Там, куда они направлялись, могли повстречаться ногайские кочевые орды. Ногайцы всегда были склонны к дикому грабежу, признавая лишь силу оружия, и по возможности их надо было избегать. А дальше был Дон с казачьими поселениями, неспокойный и волнуемый слухами и сказочными преувеличениями о разинской атаманской удали, которая размахнулась вопреки грозному предупреждению царской власти. К тем поселениям за ними по пятам спешила весть о новой волне буйств и похождений удачливого вождя. И без семи пядей во лбу можно было предсказать, что за этим последует. Надо было заранее обдумать, с какими словами и как встречаться с многочисленными шайками движимых жаждой разбоя молодцев, которые устремятся с Дона на Волгу, под предводительство Разина.
Немного мучило сознание вины, что не удалось выполнить царского поручения. Никогда ещё с ним не случалось такого провала. В Москве теперь ждать ничего хорошего не приходилось, домыслы врагов перевесят любое оправдание. Да и оправдываться не хотелось, потому как было не в чем. Он смутно осознавал, что столкнулся с таким противостоянием стихийных сил, которое не смирить намерением царя привлечь казачьего вождя на свою сторону. Эти силы, как пылинку, отмели прочь даже его, со всей его сравнимой с дьявольской ловкостью и изворотливостью, они справились с безмерной властью на Разина изумительной красоты персиянки. Порождённые обстоятельствами они неумолимо втягивали государство в тяжелейшую войну за собственное выживание. И война эта неизбежно, своими не подвластными человеку законами сталкивала московскую власть с верной древним преданиям народной казачьей вольницей. Он увидел лишь начало этого страшного, обильного кровью столкновения и не желал быть ни за ту, ни за другую сторону. Во всяком случае, теперь и в ближайшее время. Он лучше послужит царю в тылу внешних, извечных врагов.

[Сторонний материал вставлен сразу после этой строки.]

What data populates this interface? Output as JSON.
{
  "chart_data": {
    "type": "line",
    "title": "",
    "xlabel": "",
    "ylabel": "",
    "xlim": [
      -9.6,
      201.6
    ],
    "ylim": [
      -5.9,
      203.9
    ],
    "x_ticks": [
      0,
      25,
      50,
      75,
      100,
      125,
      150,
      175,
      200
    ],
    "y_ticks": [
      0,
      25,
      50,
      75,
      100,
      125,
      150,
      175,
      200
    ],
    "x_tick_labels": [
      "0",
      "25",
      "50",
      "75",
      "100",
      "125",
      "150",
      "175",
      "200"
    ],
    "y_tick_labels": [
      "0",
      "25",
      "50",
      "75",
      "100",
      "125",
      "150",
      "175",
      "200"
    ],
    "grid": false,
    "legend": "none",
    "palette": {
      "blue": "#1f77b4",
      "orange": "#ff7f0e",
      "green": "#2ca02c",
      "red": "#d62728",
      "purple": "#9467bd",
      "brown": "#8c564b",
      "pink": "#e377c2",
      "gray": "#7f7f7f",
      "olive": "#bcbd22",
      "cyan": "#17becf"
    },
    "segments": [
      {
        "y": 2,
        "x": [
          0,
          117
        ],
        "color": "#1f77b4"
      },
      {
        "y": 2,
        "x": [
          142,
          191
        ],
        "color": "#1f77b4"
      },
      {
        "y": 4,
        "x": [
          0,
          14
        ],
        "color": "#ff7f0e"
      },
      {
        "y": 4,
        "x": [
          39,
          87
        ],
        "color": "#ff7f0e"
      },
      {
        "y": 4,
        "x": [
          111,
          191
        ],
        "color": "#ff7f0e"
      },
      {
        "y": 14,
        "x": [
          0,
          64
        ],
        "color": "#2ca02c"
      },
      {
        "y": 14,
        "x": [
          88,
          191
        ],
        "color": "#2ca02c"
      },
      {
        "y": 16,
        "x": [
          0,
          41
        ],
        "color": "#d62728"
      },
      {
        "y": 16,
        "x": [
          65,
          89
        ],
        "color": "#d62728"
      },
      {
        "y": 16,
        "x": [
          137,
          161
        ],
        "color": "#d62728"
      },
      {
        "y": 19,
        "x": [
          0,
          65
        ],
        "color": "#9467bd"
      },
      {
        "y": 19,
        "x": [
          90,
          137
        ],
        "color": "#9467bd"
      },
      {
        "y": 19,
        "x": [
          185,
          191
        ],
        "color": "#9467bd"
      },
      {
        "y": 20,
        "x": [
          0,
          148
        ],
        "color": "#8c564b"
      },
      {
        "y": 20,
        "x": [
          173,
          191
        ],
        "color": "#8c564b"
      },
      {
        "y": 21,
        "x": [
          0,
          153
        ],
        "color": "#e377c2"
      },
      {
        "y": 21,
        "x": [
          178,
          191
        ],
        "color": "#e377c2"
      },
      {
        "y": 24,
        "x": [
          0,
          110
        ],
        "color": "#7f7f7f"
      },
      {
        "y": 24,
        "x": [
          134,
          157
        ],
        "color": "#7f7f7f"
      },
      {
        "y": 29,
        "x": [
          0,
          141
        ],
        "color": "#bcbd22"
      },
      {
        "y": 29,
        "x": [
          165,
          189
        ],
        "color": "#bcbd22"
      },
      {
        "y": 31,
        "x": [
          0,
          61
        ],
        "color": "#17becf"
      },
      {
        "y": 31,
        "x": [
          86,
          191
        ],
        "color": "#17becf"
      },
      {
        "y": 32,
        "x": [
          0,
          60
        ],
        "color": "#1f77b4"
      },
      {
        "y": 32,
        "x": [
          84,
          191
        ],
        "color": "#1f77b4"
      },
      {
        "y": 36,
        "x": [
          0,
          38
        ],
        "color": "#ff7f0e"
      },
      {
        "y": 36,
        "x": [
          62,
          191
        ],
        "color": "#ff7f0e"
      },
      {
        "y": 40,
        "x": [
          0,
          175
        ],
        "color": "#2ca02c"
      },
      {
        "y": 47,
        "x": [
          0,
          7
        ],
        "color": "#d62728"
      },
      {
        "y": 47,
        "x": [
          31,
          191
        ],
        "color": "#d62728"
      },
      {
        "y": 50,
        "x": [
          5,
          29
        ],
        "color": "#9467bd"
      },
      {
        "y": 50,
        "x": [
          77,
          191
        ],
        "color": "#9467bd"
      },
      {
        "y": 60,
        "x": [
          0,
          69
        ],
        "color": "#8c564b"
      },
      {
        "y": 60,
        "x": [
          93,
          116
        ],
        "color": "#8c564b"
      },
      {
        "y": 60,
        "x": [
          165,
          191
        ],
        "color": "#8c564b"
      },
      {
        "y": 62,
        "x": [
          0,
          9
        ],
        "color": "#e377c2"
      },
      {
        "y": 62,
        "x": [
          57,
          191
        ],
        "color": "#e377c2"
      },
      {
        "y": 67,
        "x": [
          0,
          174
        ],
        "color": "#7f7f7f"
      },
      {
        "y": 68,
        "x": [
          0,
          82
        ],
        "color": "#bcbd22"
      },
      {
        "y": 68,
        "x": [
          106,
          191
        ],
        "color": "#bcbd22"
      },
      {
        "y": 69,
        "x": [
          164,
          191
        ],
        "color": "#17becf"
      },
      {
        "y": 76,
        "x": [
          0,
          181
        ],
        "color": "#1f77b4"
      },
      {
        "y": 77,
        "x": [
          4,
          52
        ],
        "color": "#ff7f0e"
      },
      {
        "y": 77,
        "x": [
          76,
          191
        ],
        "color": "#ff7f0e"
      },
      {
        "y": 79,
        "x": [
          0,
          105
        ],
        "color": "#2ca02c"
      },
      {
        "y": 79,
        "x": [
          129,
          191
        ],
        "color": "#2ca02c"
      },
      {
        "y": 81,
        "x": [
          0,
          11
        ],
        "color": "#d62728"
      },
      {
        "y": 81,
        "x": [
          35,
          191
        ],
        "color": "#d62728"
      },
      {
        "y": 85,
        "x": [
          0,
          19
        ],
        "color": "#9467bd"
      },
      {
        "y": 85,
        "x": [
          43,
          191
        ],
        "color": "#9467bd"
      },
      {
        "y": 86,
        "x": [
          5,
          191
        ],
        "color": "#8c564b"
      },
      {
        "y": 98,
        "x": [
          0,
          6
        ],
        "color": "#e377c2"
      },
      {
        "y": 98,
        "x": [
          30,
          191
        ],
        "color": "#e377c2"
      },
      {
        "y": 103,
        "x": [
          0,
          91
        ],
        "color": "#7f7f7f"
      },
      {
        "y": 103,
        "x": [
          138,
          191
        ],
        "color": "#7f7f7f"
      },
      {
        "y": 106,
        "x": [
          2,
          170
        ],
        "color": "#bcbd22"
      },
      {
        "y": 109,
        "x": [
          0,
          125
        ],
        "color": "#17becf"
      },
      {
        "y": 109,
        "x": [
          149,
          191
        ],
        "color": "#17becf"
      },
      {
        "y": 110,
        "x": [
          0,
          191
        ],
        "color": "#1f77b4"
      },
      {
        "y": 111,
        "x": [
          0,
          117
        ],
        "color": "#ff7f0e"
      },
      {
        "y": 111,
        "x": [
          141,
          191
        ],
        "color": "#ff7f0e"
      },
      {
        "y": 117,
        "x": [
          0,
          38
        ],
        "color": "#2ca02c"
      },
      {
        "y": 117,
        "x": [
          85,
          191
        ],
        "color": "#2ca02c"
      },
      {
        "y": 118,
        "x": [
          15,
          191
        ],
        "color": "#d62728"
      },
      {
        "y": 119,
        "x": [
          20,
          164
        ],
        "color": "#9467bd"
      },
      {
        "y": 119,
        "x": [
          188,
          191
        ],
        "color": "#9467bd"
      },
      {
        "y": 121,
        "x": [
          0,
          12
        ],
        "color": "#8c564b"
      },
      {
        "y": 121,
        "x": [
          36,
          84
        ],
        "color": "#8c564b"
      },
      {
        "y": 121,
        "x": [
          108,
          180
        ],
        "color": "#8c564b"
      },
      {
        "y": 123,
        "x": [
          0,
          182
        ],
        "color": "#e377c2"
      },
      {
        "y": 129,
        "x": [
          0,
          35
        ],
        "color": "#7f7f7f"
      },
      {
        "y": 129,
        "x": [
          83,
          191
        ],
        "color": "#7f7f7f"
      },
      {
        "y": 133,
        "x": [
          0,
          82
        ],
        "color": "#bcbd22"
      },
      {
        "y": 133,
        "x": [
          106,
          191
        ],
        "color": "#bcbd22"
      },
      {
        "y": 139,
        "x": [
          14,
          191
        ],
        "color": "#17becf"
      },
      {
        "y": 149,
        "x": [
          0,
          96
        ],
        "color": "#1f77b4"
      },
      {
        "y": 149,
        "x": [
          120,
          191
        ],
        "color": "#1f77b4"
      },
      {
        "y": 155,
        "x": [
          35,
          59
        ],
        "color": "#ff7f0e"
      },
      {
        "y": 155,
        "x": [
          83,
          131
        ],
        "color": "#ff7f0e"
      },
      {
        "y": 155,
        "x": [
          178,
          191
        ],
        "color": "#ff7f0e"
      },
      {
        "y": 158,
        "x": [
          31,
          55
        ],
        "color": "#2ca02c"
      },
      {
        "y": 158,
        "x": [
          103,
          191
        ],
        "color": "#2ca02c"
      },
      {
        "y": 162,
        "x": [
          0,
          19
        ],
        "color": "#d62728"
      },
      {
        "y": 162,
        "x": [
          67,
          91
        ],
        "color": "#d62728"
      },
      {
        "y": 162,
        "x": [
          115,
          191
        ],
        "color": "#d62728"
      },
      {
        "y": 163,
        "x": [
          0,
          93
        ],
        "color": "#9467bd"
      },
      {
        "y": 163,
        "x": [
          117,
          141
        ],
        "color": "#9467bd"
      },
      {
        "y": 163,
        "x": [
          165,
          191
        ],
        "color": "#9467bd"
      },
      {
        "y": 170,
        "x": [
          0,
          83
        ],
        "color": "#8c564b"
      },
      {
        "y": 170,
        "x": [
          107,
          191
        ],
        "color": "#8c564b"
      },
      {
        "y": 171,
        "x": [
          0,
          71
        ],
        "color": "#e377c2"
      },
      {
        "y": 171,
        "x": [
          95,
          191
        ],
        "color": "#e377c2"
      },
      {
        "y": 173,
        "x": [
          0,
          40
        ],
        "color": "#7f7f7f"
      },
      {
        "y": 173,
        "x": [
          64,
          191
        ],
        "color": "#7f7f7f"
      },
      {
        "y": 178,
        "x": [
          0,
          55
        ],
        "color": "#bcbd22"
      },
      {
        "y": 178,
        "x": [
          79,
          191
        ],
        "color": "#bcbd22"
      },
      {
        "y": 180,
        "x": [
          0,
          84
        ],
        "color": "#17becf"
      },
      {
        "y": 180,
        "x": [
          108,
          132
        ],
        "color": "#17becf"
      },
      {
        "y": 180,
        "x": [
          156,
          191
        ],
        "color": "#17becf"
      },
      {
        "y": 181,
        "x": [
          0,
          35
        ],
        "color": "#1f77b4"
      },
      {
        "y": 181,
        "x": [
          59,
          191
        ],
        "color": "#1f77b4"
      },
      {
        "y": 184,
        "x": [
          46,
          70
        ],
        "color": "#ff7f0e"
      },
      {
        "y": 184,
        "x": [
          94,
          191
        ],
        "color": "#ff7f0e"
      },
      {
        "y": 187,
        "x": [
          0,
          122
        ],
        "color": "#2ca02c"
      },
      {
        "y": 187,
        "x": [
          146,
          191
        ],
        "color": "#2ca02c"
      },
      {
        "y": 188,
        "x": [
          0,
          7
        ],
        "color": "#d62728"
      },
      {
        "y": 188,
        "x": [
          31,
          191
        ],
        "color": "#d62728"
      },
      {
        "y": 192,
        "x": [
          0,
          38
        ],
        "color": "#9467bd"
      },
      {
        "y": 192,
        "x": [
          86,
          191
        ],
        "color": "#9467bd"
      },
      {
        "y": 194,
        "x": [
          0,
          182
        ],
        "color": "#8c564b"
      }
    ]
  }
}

Вспомнилась Дарья. Но впечатления о ней потускнели. Да и вряд ли она будет ждать его. Кто он для неё? Как ни крутись, а всего-то царский порученец, смелый и смышлёный, но непоседливый и беспокойный. Найдёт кого-нибудь знатного древней породой, быстро забудет. На душе после такого вывода стало легче. Он глубоко вдохнул, осмотрелся. На глазах светало, и степная ширь становилась необъятнее, постепенно открывала взору свою привольность и бескрайность. Чаруя, она влекла заглянуть туда, в немыслимую, ещё неизведанную даль, где смыкались земля и небосклон и где бывать ещё не доводилось. Волнение крови пробежало по всему телу от этого вызова любопытству и предприимчивости. Вдалеке послышалось или почудилось ржанье лошадей. Затем стали видны крытая повозка и непонятно, с какой целью, окружающие её всадники.

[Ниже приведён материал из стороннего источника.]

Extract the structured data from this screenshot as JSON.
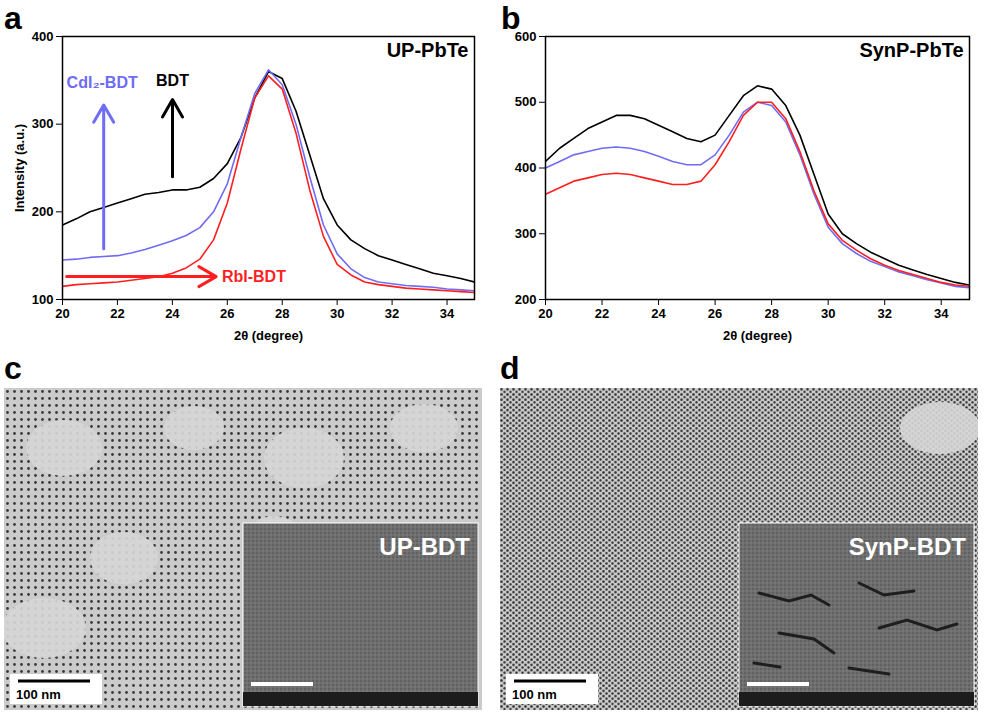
{
  "chart_data": [
    {
      "type": "line",
      "panel_label": "a",
      "title": "UP-PbTe",
      "x_label": "2θ (degree)",
      "y_label": "Intensity (a.u.)",
      "xlim": [
        20,
        35
      ],
      "xticks": [
        20,
        22,
        24,
        26,
        28,
        30,
        32,
        34
      ],
      "ylim": [
        100,
        400
      ],
      "yticks": [
        100,
        200,
        300,
        400
      ],
      "x": [
        20,
        20.5,
        21,
        21.5,
        22,
        22.5,
        23,
        23.5,
        24,
        24.5,
        25,
        25.5,
        26,
        26.5,
        27,
        27.5,
        28,
        28.5,
        29,
        29.5,
        30,
        30.5,
        31,
        31.5,
        32,
        32.5,
        33,
        33.5,
        34,
        34.5,
        35
      ],
      "series": [
        {
          "name": "BDT",
          "color": "#000000",
          "values": [
            185,
            192,
            200,
            205,
            210,
            215,
            220,
            222,
            225,
            225,
            228,
            238,
            255,
            285,
            330,
            360,
            352,
            315,
            265,
            215,
            185,
            168,
            158,
            150,
            145,
            140,
            135,
            130,
            127,
            124,
            120
          ]
        },
        {
          "name": "CdI₂-BDT",
          "color": "#6f6cf5",
          "values": [
            145,
            146,
            148,
            149,
            150,
            153,
            157,
            162,
            167,
            173,
            182,
            200,
            232,
            285,
            335,
            362,
            345,
            300,
            240,
            185,
            152,
            135,
            125,
            120,
            118,
            116,
            115,
            114,
            112,
            111,
            110
          ]
        },
        {
          "name": "RbI-BDT",
          "color": "#ff1f1f",
          "values": [
            115,
            117,
            118,
            119,
            120,
            122,
            124,
            126,
            130,
            136,
            146,
            168,
            210,
            272,
            330,
            355,
            340,
            290,
            225,
            172,
            140,
            128,
            120,
            117,
            115,
            113,
            112,
            111,
            110,
            109,
            108
          ]
        }
      ]
    },
    {
      "type": "line",
      "panel_label": "b",
      "title": "SynP-PbTe",
      "x_label": "2θ (degree)",
      "xlim": [
        20,
        35
      ],
      "xticks": [
        20,
        22,
        24,
        26,
        28,
        30,
        32,
        34
      ],
      "ylim": [
        200,
        600
      ],
      "yticks": [
        200,
        300,
        400,
        500,
        600
      ],
      "x": [
        20,
        20.5,
        21,
        21.5,
        22,
        22.5,
        23,
        23.5,
        24,
        24.5,
        25,
        25.5,
        26,
        26.5,
        27,
        27.5,
        28,
        28.5,
        29,
        29.5,
        30,
        30.5,
        31,
        31.5,
        32,
        32.5,
        33,
        33.5,
        34,
        34.5,
        35
      ],
      "series": [
        {
          "color": "#000000",
          "values": [
            410,
            430,
            445,
            460,
            470,
            480,
            480,
            475,
            465,
            455,
            445,
            440,
            450,
            480,
            510,
            525,
            520,
            495,
            450,
            390,
            330,
            300,
            285,
            272,
            262,
            252,
            245,
            238,
            232,
            226,
            222
          ]
        },
        {
          "color": "#6f6cf5",
          "values": [
            400,
            410,
            420,
            425,
            430,
            432,
            430,
            425,
            418,
            410,
            405,
            405,
            420,
            450,
            485,
            500,
            495,
            470,
            420,
            360,
            310,
            285,
            270,
            258,
            250,
            242,
            236,
            230,
            225,
            220,
            218
          ]
        },
        {
          "color": "#ff1f1f",
          "values": [
            360,
            370,
            380,
            385,
            390,
            392,
            390,
            385,
            380,
            375,
            375,
            380,
            405,
            440,
            480,
            500,
            500,
            475,
            425,
            365,
            315,
            290,
            275,
            262,
            252,
            244,
            238,
            232,
            226,
            222,
            220
          ]
        }
      ]
    }
  ],
  "images": [
    {
      "panel_label": "c",
      "scale_bar": "100 nm",
      "inset_label": "UP-BDT"
    },
    {
      "panel_label": "d",
      "scale_bar": "100 nm",
      "inset_label": "SynP-BDT"
    }
  ]
}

Пришпоренный и огретый плетью аргамак удивился, взвился от обиды, но затем, как будто понял наездника и согласился с ним, гордо тряхнул головой и сорвался в бег.

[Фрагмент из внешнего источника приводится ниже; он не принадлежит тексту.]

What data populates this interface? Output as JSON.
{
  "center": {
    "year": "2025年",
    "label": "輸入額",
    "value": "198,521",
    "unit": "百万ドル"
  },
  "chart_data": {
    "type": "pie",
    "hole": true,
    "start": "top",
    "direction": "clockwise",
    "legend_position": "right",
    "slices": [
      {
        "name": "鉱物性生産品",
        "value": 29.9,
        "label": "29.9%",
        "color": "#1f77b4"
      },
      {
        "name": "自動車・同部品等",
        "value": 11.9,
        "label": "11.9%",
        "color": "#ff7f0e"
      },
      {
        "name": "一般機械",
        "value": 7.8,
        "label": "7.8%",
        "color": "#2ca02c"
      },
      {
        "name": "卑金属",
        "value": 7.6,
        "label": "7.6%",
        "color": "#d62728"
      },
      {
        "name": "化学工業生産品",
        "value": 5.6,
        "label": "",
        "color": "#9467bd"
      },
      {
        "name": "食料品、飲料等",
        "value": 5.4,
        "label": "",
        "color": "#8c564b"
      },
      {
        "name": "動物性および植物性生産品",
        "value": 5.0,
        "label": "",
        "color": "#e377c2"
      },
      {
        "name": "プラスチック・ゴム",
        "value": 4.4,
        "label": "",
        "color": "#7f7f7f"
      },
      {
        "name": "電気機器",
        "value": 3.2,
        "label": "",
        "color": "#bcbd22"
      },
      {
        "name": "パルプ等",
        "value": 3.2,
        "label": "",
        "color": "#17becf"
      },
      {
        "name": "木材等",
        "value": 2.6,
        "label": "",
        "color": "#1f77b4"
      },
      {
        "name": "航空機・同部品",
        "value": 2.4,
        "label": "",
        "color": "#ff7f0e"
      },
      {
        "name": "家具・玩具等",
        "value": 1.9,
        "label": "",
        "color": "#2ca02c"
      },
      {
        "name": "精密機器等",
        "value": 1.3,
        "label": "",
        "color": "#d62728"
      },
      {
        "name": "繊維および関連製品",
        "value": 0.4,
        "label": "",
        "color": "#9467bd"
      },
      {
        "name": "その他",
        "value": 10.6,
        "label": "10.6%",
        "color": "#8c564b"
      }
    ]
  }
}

– Вперёд! – не оглядываясь, всей грудью выкрикнул Удача.
Антон встрепенулся и испуганно осмотрелся. Муть изумления и тревоги стала размываться в его глазах. Он расправил плечи, повеселел и свистнул разбойником. Потом гикнул, щедро угостил круп жеребца плетью, и тот охотно отозвался на призыв к неистовой скачке ради поджидающей впереди неизвестности.